California prides itself as being a “melting pot” – a state that welcomes people of different races, ethnic origins and nationalities.  The state’s population over the last half-century has increased in large part to the influx of immigrants from across the Pacific Ocean and just south of the border. 

Nevertheless, racial discrimination still abounds. Employers and employees alike should know that racial discrimination is prohibited both under state law and federal law.  Hence, if an employee feels that if he is being treated unfairly because of his race, then he should talk to an employment attorney.

Not all acts of racial discrimination are committed equally.  Some are more blatant than others. The more blatant ones, of course, are easier to identify and prove. This type of discrimination is known as “disparate treatment.”   “Disparate treatment”  occurs when certain groups of people are treated differently because of certain parameters such as their race, gender, religion or age.  For example, if a company pays some employees with a lower rate of compensation than others simply because they are of Asian origin, then that is “disparate treatment.”

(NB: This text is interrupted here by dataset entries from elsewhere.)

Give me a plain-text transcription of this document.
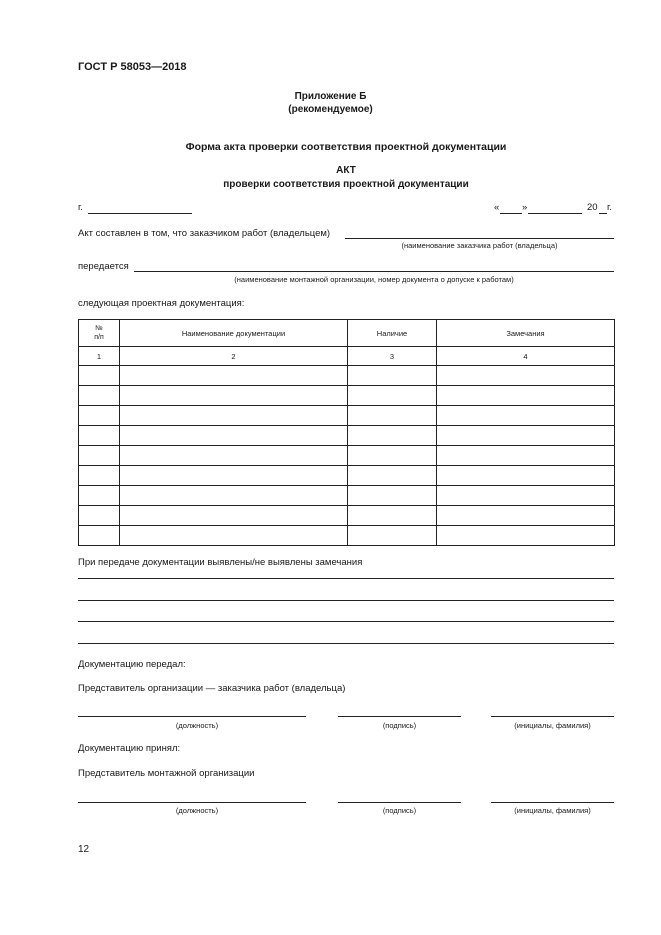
ГОСТ Р 58053—2018
Приложение Б
(рекомендуемое)
Форма акта проверки соответствия проектной документации
АКТ
проверки соответствия проектной документации
г.	« »	20 г.
Акт составлен в том, что заказчиком работ (владельцем)
(наименование заказчика работ (владельца)
передается
(наименование монтажной организации, номер документа о допуске к работам)
следующая проектная документация:
№
п/п	Наименование документации	Наличие	Замечания
1	2	3	4

При передаче документации выявлены/не выявлены замечания
Документацию передал:
Представитель организации — заказчика работ (владельца)
(должность)	(подпись)	(инициалы, фамилия)
Документацию принял:
Представитель монтажной организации
(должность)	(подпись)	(инициалы, фамилия)
12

The second form of discrimination is called “disparate impact.”  This type of discrimination favors some ethnic groups over others.  The employer may, for instance, require height and weight requirements in its hiring process which may favor taller applicants of certain ethnic groups.  Or it may require English proficiency in hiring unskilled laborers.  In this case, Caucasian Americans may have an edge over Asians and Hispanics.  The examples cited  above are somewhat obvious in the sense that anyone can see the employer’s intent to favor one group over the others.  Nevertheless,  “disparate impact” is supposed to be more subtle and less obvious.  That is why an individual or groups of employees  affected by racial discrimination should be on the lookout for this subtle kind of discrimination

A third form of discrimination may be termed as “discrimination by association.”   A person, who does not belong to an ethnic group discriminated upon, may still be a discrimination victim simply because of his or her association with people belonging to a discriminated group.  For example, Jim, a Caucasian, works in a predominantly Caucasian company with a sprinkling of other groups.   He is the rising star in the fast-growing Silicon Valley company.  Then, he started dating Maria, a Filipino-American.  Suddenly, Jim finds his career in limbo.  The promotion which his boss promised to him has been withheld. Jim may be a victim of discrimination by association.

Racial discrimination, just like the ethnic composition of California, comes in different shades of subtleties. The employee should watch out for these subtle acts of discrimination.  If he feels he is a victim, them he should not hesitate to talk to an experienced employment attorney.  After all, the subtle acts of discrimination may have an impact on his job and career.